Documentos que circulam nas redes sociais indicam que dirigentes do sindicato estão filiados ao Partido dos Trabalhadores, que apoia o presidente Luiz Inácio Lula. Nos últimos meses, diversos setores associados ao PT têm criticado o governo de Carlos Massa Ratinho Junior, do PSD, e seu provável candidato à sucessão, Guto Silva, que tem sido alvo de ataques.
O Tribunal de Justiça do Paraná (TJ-PR) interveio na greve, proibindo a paralisação e estabelecendo uma multa de R$ 100 mil, a ser paga pelo Sismmac, utilizando recursos provenientes das mensalidades dos professores de Curitiba.
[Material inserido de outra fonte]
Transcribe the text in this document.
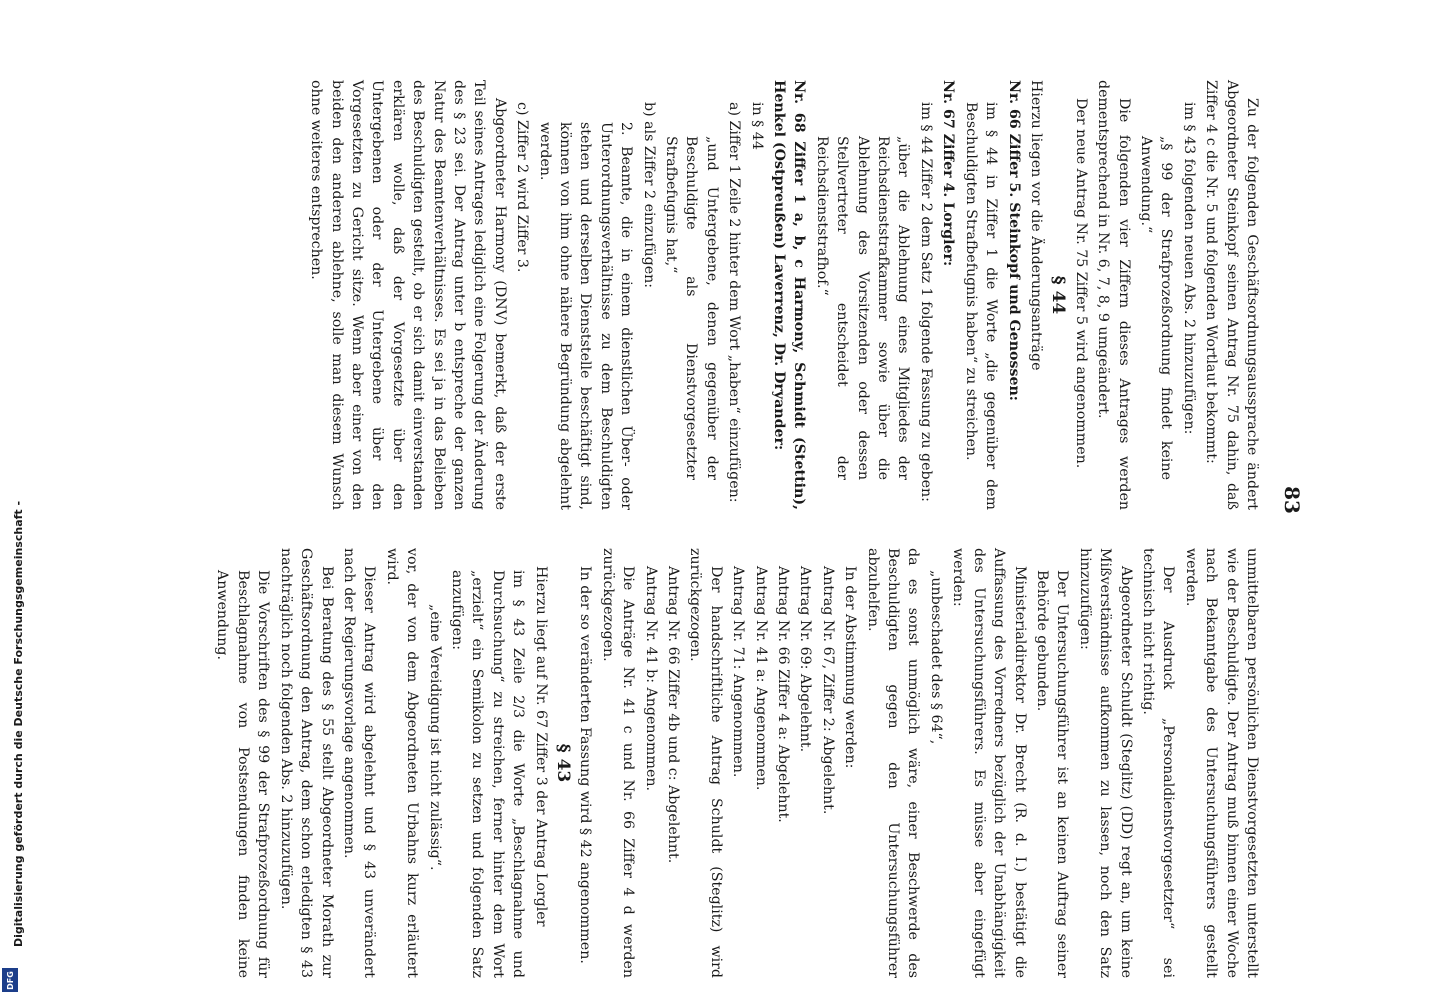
83

Zu der folgenden Geschäftsordnungsaussprache ändert Abgeordneter Steinkopf seinen Antrag Nr. 75 dahin, daß Ziffer 4 c die Nr. 5 und folgenden Wortlaut bekommt:

im § 43 folgenden neuen Abs. 2 hinzuzufügen:

„§ 99 der Strafprozeßordnung findet keine Anwendung.“

Die folgenden vier Ziffern dieses Antrages werden dementsprechend in Nr. 6, 7, 8, 9 umgeändert.

Der neue Antrag Nr. 75 Ziffer 5 wird angenommen.

§ 44

Hierzu liegen vor die Änderungsanträge

Nr. 66 Ziffer 5. Steinkopf und Genossen:

im § 44 in Ziffer 1 die Worte „die gegenüber dem Beschuldigten Strafbefugnis haben“ zu streichen.

Nr. 67 Ziffer 4. Lorgler:

im § 44 Ziffer 2 dem Satz 1 folgende Fassung zu geben:

„über die Ablehnung eines Mitgliedes der Reichsdienststrafkammer sowie über die Ablehnung des Vorsitzenden oder dessen Stellvertreter entscheidet der Reichsdienststrafhof.“

Nr. 68 Ziffer 1 a, b, c Harmony, Schmidt (Stettin), Henkel (Ostpreußen) Laverrenz, Dr. Dryander:

in § 44

a) Ziffer 1 Zeile 2 hinter dem Wort „haben“ einzufügen:

„und Untergebene, denen gegenüber der Beschuldigte als Dienstvorgesetzter Strafbefugnis hat,“

b) als Ziffer 2 einzufügen:

2. Beamte, die in einem dienstlichen Über- oder Unterordnungsverhältnisse zu dem Beschuldigten stehen und derselben Dienststelle beschäftigt sind, können von ihm ohne nähere Begründung abgelehnt werden.

c) Ziffer 2 wird Ziffer 3.

Abgeordneter Harmony (DNV) bemerkt, daß der erste Teil seines Antrages lediglich eine Folgerung der Änderung des § 23 sei. Der Antrag unter b entspreche der ganzen Natur des Beamtenverhältnisses. Es sei ja in das Belieben des Beschuldigten gestellt, ob er sich damit einverstanden erklären wolle, daß der Vorgesetzte über den Untergebenen oder der Untergebene über den Vorgesetzten zu Gericht sitze. Wenn aber einer von den beiden den anderen ablehne, solle man diesem Wunsch ohne weiteres entsprechen.

unmittelbaren persönlichen Dienstvorgesetzten unterstellt wie der Beschuldigte. Der Antrag muß binnen einer Woche nach Bekanntgabe des Untersuchungsführers gestellt werden.

Der Ausdruck „Personaldienstvorgesetzter“ sei technisch nicht richtig.

Abgeordneter Schuldt (Steglitz) (DD) regt an, um keine Mißverständnisse aufkommen zu lassen, noch den Satz hinzuzufügen:

Der Untersuchungsführer ist an keinen Auftrag seiner Behörde gebunden.

Ministerialdirektor Dr. Brecht (R. d. I.) bestätigt die Auffassung des Vorredners bezüglich der Unabhängigkeit des Untersuchungsführers. Es müsse aber eingefügt werden:

„unbeschadet des § 64“,

da es sonst unmöglich wäre, einer Beschwerde des Beschuldigten gegen den Untersuchungsführer abzuhelfen.

In der Abstimmung werden:

Antrag Nr. 67, Ziffer 2: Abgelehnt.

Antrag Nr. 69: Abgelehnt.

Antrag Nr. 66 Ziffer 4 a: Abgelehnt.

Antrag Nr. 41 a: Angenommen.

Antrag Nr. 71: Angenommen.

Der handschriftliche Antrag Schuldt (Steglitz) wird zurückgezogen.

Antrag Nr. 66 Ziffer 4b und c: Abgelehnt.

Antrag Nr. 41 b: Angenommen.

Die Anträge Nr. 41 c und Nr. 66 Ziffer 4 d werden zurückgezogen.

In der so veränderten Fassung wird § 42 angenommen.

§ 43

Hierzu liegt auf Nr. 67 Ziffer 3 der Antrag Lorgler

im § 43 Zeile 2/3 die Worte „Beschlagnahme und Durchsuchung“ zu streichen, ferner hinter dem Wort „erzielt“ ein Semikolon zu setzen und folgenden Satz anzufügen:

„eine Vereidigung ist nicht zulässig“.

vor, der von dem Abgeordneten Urbahns kurz erläutert wird.

Dieser Antrag wird abgelehnt und § 43 unverändert nach der Regierungsvorlage angenommen.

Bei Beratung des § 55 stellt Abgeordneter Morath zur Geschäftsordnung den Antrag, dem schon erledigten § 43 nachträglich noch folgenden Abs. 2 hinzuzufügen.

Die Vorschriften des § 99 der Strafprozeßordnung für Beschlagnahme von Postsendungen finden keine Anwendung.

Digitalisierung gefördert durch die Deutsche Forschungsgemeinschaft -
DFG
Esta ação judicial evidencia a tensão entre o sindicato e o governo estadual.
O cenário político em Curitiba é complexo, com a oposição ao governo de Ratinho Junior se intensificando. A presença de alimentos populares como o pão com mortadela no ato sugere uma tentativa de mobilizar o apoio popular em um contexto de descontentamento com a administração atual.
A situação continua a evoluir, e as próximas semanas poderão trazer mais desdobramentos em relação aos conflitos entre o Sismmac, o governo e as forças políticas envolvidas. O clima de incerteza permanece, e as articulações políticas ao redor deste tema continuam intensas.